The 2009 hostage rescue by US Navy SEALs off the coast of Somalia made the media focus attention on the growing threat of piracy to international shipping in the Horn of Africa. Palantir have applied their advanced analysis capabilities to data published by the International Maritime Bureau Piracy Reporting Centre, as well as open source news reports. The analysts at Palantir then focused on geo-temporal patterns of attacks, as well as the financing network of the Central Regional Coast Guard, a federation of Somali pirates to create an amazing analysis of the events.
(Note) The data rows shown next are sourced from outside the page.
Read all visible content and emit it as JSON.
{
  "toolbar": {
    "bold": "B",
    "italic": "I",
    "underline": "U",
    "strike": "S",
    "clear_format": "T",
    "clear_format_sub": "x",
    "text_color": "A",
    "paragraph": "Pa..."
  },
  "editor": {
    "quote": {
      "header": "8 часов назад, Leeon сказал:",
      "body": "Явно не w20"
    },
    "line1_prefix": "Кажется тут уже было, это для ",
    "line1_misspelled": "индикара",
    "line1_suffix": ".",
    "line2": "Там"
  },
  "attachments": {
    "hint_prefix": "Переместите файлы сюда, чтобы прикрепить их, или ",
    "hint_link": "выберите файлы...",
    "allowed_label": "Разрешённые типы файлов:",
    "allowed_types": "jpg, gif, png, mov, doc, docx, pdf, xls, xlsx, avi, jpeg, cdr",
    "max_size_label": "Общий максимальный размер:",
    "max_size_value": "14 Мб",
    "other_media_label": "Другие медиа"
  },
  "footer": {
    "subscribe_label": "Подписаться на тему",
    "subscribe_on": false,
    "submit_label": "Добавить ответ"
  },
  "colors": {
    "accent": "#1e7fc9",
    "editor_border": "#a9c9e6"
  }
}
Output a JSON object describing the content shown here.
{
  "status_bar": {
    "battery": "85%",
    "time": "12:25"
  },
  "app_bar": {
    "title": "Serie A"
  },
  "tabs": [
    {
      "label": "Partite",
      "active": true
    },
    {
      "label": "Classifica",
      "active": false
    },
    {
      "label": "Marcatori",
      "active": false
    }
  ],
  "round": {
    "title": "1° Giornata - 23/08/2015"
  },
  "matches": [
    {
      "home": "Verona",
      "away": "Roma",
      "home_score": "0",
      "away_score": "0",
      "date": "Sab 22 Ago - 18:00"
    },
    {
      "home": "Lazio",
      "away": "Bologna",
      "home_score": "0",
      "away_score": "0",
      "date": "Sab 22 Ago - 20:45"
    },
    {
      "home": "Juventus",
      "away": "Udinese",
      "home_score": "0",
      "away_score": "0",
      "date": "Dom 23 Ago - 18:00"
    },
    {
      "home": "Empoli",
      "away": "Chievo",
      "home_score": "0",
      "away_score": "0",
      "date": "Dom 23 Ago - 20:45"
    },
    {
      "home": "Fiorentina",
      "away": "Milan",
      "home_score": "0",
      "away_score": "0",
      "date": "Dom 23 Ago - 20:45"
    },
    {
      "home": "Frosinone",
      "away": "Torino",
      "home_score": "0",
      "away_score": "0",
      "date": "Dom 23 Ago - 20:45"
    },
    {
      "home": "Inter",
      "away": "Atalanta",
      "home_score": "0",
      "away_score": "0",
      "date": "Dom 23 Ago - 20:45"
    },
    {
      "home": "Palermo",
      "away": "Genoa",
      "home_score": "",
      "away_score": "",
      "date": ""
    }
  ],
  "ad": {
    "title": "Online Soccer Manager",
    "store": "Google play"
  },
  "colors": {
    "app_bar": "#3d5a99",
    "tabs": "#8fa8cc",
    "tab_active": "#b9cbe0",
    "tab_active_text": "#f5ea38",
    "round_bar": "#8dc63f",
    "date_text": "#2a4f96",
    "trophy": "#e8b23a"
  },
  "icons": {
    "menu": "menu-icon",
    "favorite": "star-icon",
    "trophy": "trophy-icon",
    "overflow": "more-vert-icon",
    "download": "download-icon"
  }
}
The second video on the page, about the Gulf of Aden, shows the dramatic increase in piracy in the area beginning in 2008 and continuing to the present. With Palantir’s advanced visualization capabilities, a couple of interesting patterns emerge:
- Before the fall of 2008, piracy events were somewhat scattered in the eastern end of the Gulf.
- Beginning in August 2008, there is a surge of attacks that occur in a band about 60 km off the Yemeni coast.
- In mid-February 2009, a new band begins to appear another 50 km further out into the Gulf.
It’s possible that shipping companies shifted the shipping lane in response to the surge in piracy along the original route.
What are your thoughts of this types of analysis of monumental proportion? How will governments (Palantir’s largest market segment) use Palantir’s tools for the better good?